Minh tente de voler son appareil à Akutagawa. Minh cherche de l’argent pour s’enfuir du Viet Nam. Ann Hui exprime que chacun veut quitter le pays mais que cela coûte très cher, qu’il faut corrompre les policiers et que cela se termine le plus souvent très mal. Minh est un réfractaire au régime et la visite de la zone économique N°15 s’apparente à un camp de concentration. Hommes enchaînés, appel torse nu sous la pluie, travail très long où ils doivent déminer des champs entiers sous la surveillance d’hommes armés. Mais Akutagawa se prend de sympathie pour Minh et va tout faire pour qu’il puisse quitter son pays.

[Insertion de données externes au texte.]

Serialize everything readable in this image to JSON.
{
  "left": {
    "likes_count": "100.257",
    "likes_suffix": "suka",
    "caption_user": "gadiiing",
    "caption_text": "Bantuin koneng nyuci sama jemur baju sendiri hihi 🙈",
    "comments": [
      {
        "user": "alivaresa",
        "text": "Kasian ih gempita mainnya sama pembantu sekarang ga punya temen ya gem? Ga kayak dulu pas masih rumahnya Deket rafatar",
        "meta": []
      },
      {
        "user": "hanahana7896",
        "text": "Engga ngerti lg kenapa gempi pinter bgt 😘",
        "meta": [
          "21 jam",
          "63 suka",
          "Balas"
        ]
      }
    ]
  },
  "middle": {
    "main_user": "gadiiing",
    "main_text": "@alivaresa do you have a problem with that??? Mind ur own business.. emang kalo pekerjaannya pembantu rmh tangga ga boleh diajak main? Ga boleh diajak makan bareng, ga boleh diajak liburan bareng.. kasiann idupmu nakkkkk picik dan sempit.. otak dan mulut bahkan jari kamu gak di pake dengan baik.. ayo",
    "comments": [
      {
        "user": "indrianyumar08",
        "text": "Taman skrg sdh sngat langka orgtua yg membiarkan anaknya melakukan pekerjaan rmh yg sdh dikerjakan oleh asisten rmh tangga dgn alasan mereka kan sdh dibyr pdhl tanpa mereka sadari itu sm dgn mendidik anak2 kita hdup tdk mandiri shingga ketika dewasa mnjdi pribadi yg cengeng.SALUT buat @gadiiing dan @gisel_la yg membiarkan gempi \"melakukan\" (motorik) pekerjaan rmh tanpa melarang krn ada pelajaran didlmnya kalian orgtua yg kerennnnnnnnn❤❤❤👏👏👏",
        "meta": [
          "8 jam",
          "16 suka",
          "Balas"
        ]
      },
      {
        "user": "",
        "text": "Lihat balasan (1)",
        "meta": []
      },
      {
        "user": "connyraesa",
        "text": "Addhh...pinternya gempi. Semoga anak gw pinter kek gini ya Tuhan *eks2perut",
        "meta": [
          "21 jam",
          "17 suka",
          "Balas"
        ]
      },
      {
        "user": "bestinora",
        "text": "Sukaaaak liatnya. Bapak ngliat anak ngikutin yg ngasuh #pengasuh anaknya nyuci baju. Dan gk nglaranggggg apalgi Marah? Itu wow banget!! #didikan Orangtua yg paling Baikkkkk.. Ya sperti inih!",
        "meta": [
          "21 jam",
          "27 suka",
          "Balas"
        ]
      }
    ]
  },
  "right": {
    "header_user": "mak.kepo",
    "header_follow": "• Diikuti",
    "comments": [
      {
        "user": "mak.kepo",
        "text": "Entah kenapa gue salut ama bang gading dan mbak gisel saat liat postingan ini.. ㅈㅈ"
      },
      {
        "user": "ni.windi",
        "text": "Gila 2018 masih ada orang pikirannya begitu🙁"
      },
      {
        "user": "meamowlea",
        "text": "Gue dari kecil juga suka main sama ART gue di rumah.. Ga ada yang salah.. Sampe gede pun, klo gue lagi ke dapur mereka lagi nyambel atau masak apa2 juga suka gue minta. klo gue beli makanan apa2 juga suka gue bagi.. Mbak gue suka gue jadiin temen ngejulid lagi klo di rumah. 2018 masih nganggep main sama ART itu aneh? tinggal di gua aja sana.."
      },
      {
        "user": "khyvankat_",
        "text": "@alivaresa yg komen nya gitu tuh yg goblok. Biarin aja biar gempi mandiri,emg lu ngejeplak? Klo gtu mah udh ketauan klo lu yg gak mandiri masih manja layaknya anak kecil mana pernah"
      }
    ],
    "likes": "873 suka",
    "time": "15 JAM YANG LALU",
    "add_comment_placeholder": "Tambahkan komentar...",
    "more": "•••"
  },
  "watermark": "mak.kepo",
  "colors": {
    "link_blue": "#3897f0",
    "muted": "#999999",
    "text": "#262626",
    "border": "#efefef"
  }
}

Le parti pris politique de Boat people est clair. Ann Hui a de la compassion pour la population et elle montre beaucoup de difficultés du nouveau Viet Nam. Cependant, elle n’accable pas le pouvoir si ce n’est pour stigmatiser la nouvelle génération des cadres du parti qui ne semblent vouloir autre chose que le pouvoir au contraire de Nguyen qui croit au socialisme. Elle montre un Etat qui ne croit plus en l’idéologie. Boat people montre surtout la rencontre entre deux personnes solitaires Okutagawa le japonais cultivé mais ignorant des réalités du lieu qu’il visite et Cam Nuong sans éducation mais qui va apprendre la vie au photographe. C’est la naissance de cette relation, hors du cadre amoureux et sexuel, qui rend Boat people émouvant, son développement et son issue pleine d’espoir et tragique à la fois.